There are many reasons why users might wish to convert a dataset to a structure, for example:
to quickly add many heuristic rules to a flow by inserting the rules into a table, which can then be imported into a flow as a dataset and then converted into a ruleset.
convert structures that have previously been converted into a dataset using the Convert Structure to Dataset task back to their original format for in-depth analysis in the Data Manager.
create a model from a dataset, which can then be used in an Apply Model task to derive its responses in correspondence with given samples.
The task is made of one tab only, the Options Tab.
The Options tab¶
The Options tab is made of the following panes:
Available attributes list: where the available datasets’ attributes are listed.

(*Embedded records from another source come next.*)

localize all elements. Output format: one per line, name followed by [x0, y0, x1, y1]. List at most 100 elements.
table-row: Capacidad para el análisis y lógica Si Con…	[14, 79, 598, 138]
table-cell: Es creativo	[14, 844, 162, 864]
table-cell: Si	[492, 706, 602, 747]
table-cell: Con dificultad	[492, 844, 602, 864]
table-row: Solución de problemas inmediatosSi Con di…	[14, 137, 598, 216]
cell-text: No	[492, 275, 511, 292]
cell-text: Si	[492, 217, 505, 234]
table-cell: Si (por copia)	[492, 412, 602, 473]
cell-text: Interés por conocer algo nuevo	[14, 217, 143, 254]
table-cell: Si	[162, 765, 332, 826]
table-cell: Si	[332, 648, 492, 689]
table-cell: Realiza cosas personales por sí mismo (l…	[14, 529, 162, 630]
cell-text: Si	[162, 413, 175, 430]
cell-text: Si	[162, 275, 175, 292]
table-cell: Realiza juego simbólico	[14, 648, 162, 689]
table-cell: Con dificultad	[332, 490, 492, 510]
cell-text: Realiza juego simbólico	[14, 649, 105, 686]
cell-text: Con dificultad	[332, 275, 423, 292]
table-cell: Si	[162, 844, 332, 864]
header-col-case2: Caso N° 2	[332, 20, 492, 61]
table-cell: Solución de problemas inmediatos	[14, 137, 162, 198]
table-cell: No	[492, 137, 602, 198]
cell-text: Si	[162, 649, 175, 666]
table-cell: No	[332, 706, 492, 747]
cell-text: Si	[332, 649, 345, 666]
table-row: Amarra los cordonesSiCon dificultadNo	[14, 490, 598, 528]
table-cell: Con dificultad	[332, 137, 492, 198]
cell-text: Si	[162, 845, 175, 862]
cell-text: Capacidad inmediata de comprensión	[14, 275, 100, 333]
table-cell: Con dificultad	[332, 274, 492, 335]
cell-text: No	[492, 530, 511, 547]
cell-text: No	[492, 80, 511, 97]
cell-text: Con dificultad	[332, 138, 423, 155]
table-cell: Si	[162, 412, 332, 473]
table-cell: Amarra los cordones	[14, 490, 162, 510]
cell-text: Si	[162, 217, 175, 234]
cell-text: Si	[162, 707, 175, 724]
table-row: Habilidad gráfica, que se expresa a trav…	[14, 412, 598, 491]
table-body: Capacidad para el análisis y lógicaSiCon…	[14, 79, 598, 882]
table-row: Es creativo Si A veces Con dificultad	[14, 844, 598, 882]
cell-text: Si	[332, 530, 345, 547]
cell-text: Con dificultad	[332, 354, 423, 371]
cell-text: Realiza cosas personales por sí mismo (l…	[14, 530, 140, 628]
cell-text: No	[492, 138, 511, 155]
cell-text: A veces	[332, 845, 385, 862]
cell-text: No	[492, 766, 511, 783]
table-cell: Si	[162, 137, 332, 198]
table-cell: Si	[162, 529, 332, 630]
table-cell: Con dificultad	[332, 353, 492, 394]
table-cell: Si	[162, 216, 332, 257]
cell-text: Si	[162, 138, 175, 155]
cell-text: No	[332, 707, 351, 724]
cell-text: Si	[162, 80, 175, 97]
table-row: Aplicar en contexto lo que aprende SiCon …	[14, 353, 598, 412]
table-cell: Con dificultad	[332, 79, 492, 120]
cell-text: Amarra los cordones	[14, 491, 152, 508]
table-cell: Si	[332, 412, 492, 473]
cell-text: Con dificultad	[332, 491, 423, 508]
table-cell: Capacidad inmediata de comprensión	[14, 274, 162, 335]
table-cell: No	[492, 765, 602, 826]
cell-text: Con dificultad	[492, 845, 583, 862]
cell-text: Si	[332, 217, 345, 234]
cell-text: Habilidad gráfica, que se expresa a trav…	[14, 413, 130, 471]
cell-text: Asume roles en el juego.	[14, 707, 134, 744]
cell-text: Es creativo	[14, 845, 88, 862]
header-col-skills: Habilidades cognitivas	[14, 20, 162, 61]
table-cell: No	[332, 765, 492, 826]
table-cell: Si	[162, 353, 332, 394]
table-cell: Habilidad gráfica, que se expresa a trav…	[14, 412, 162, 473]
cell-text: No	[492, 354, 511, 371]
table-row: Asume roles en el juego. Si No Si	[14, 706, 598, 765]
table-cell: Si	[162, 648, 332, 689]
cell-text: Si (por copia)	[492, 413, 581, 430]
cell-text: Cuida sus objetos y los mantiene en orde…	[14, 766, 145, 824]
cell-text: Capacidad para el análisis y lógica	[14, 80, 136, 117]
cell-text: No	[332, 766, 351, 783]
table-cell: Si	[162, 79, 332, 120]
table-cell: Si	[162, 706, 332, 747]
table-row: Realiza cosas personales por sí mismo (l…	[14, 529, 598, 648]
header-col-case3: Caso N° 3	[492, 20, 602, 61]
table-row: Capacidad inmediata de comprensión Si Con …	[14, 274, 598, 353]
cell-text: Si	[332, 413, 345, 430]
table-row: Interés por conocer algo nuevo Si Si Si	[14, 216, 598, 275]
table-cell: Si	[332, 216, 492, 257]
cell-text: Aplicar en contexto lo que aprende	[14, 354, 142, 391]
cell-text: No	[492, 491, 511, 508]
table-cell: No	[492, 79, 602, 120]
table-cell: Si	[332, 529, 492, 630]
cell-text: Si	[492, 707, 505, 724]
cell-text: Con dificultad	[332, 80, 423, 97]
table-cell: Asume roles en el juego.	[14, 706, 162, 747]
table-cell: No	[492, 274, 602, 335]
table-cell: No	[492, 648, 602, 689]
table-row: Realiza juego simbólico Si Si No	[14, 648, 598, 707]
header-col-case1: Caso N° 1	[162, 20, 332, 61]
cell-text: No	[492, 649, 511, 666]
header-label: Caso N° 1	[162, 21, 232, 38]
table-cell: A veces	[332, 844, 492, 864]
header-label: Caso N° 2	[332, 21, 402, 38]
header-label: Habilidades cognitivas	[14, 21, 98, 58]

Structure pane, where users can select the structure they want to convert.
Configuration pane, which varies according to the chosen conversion structure.
Structure pane
Within this pane, users can select the structure they want to convert. The available options are:
Association rules
Auto regressive models
Clusters
Cluster labels
Discretization cutoffs
Frequent itemsets
Frequent sequences
Monitor
Results
Rules
Models
Pca eigenvectors
Configuration pane
All the structures chosen in the Select the structure option except the Rules one don’t require a specific configuration: the sentence “No parameters need to be set for this task: just compute the task by right-clicking it and selecting Compute > Compute selected” will appear when no structure is selected, or all but the Rules one are selected.
When the Rules structure is chosen, this panel gets updated, and the following options are available:
on the left side of the screen, the Available attributes list is available: it contains all the attributes available for the conversion operation.
- on the right, the following options are available, to define better the Rules structure:
Rule conditions (NOMINAL): drag the attributes containing the rule conditions. Instead of manually dragging and dropping attributes, they can be defined via a filtered list.
Rule ID attribute: specify the attribute containing the ID for each rule. The ID attribute must contain unique and consecutive numbers. If there isn’t any attribute containing the rule ID, this field can be left empty, and the task automatically assigns new numbers to each row.
Rule output name attribute: specify the attribute containing the output attribute.
Rule output value attribute: specify the attribute containing the output attribute values.
Rule covering attribute: specify the attribute containing the covering value.
Rule error attribute: specify the attribute containing the error value.
Example¶
The following example uses the Adult dataset.
In the following example, the use of a Convert Dataset to Structure from a Label Clustering task will be analyzed.
After having imported the dataset with an Import from Text File task, add a Data Manager task and split the dataset into test and training sets (30% test and 70% training) with the Split Data task.
Then, add a Label Clustering task. Specify the following constraints:
Attributes to consider for clustering:
CustomerID
Annual Income (k$)
Age
Label attributes: Gender
Add a Data Manager to the Label Clustering task, then save it and compute it.
Add a Convert Dataset to Structure task to the previously added Data Manager. As described in the Structure pane, select the structure you want to convert. (in this specific case, the structure to be selected will be Cluster labels).
No specific parameters need to be set for this task. Save and compute it.